MUSIC WITH CABLES FULL TIME


(Nikolaj Tange Lange) Dec. 2005 Dansk

Since Heidi Mortenson left Denmark ten years ago, she has grown up in the spanish ghetto. Her only job in the beginning was to hand out flyers for a club. ”It was a party if I could afford a liter of soymilk,” she tells.

She is in Denmark now to play a concert at the Ladyfest, but also to celebrate her debut record ´Wired Stuff´. A record which in a way has been on it´s way since she ten years ago moved to Barcelona. At that time she was living in a one-room apartment where she had to turn on the shower to heat up the room - with the result that it soon got too damp and she had to go out. In return she almost had no costs and was free to do as she pleased. Slowly she worked her way up to be PR manager for the Moog club. And when a friend moved to London Heidi could even afford to buy her turntables and this way she got to practice how to DJ.

After two years she received bad news. Her best friend in Denmark was dead. This made her think about what she wanted in life. ”I didn´t want to promote others and play other people´s records. I felt the need to be creative myself,” she tells. But instead of reaching for the guitar on which she had composed songs as a teenager, she bought a Roland 505 - same type as Peaches made her debut album on. And she started to experiment.

”I have sung into a washing machine and also rebuilt my parent´s phone receiver into a microphone.” Already from the start her experiments made a good impression. Soon she was selected to play at the experimental festival LEM and shortly after she was on a European tour.

Since then the career has been one long up going ride for Heidi Mortenson. And the machine park has been limping behind in the tempo she could afford. ”It´s only one year ago that i got a sound card. And I din´t have a studio microphone until one and a half years ago.” All though she several times has been tempted to get a regular job she never ducked.
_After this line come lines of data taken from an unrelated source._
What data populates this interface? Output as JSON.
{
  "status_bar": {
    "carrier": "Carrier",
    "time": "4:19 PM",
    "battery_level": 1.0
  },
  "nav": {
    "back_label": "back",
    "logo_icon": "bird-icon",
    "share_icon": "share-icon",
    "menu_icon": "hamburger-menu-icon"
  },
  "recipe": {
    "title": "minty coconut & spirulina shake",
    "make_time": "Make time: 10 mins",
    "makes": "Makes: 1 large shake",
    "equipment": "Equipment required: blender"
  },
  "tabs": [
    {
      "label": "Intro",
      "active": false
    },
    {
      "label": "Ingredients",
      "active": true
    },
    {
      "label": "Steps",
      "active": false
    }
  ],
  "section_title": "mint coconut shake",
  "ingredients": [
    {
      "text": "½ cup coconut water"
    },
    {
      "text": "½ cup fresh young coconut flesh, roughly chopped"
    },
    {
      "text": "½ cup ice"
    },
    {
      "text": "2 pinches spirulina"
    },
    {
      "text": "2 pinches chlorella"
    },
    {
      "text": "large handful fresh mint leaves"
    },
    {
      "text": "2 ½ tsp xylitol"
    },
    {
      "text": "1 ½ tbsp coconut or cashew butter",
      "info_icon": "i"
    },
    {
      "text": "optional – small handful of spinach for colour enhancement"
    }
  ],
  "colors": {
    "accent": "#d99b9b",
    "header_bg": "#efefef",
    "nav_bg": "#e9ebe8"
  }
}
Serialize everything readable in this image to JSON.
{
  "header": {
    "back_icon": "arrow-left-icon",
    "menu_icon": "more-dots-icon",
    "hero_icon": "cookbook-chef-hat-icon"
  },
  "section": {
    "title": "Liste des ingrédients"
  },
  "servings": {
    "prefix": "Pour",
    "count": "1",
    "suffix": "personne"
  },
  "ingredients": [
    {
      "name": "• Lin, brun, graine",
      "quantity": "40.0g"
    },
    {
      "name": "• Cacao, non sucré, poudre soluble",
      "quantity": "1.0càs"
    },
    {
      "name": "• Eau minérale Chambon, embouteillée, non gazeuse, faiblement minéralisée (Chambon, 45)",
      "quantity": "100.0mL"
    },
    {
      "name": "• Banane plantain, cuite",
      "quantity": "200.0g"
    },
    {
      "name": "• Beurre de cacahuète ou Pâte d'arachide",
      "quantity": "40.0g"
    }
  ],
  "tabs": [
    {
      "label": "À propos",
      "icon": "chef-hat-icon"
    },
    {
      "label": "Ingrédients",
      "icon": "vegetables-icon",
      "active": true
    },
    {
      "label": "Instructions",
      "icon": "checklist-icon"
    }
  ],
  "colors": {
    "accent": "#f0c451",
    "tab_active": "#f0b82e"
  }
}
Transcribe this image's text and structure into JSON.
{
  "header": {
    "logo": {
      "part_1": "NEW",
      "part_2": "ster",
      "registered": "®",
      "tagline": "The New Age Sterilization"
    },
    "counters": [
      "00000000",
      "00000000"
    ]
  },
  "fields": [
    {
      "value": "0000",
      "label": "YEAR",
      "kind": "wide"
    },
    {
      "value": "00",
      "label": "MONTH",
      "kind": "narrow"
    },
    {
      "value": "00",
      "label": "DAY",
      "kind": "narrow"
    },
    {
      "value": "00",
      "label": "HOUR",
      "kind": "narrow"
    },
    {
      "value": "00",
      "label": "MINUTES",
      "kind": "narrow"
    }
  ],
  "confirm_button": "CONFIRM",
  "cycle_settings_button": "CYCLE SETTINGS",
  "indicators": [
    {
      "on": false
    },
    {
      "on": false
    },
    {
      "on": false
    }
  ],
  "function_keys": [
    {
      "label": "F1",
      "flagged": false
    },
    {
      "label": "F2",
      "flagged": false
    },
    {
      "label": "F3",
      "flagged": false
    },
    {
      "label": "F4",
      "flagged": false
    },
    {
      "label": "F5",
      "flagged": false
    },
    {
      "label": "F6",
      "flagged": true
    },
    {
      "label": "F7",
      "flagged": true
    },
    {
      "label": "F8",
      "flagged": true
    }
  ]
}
She just doesn´t feel good when other people tell her what to do. ”Rather nick an apple now and then, and pick up clothes from the recycle containers. My pink raincoat which I will use for the show tonight is one that I just found on the street today.”

One and a half years ago Heidi Mortenson made a big move from Barcelona to Berlin. ”In Barcelona the music scene was parted in two. It was either dance music or experimental music. And I felt that I was in between.” In Berlin she has worked together with Kevin Blechdom and Scream Club. But she also finished her debut album. At a time where she after ten years with washing machines and messed up telephone receivers, feels that she is getting more mature as a musician. ”I´m much more confident and i use my voice more and i dare be more personal in my music.”

And being personal is important for Heidi who writes texts that always springs from experiences in her own life. ”I think the most important is that you´re honest in what you do, and that you don´t pretend. E.g. I´m not a very good guitarist. But I don´t wanna wait two years to bring it on stage till I´m "good enough". Good enough for who? The two guitar nerds who´s checking out how I´m grabbing the chords?

When she later that night brings out the guitar and mixes the twisted beats with a hard raw guitar, it seems only from exiting joy that there is screaming among the audience. An audience who by the way receives just as nicely the more advanced electronic songs from the debut album as much as the more primitive covers of Dolly Parton´s ´Jolene´ and AC/DC´s ´Highway to hell´.

To think that we Danes have such a cool rock´n´roll queer electro star -and nobody ever told us!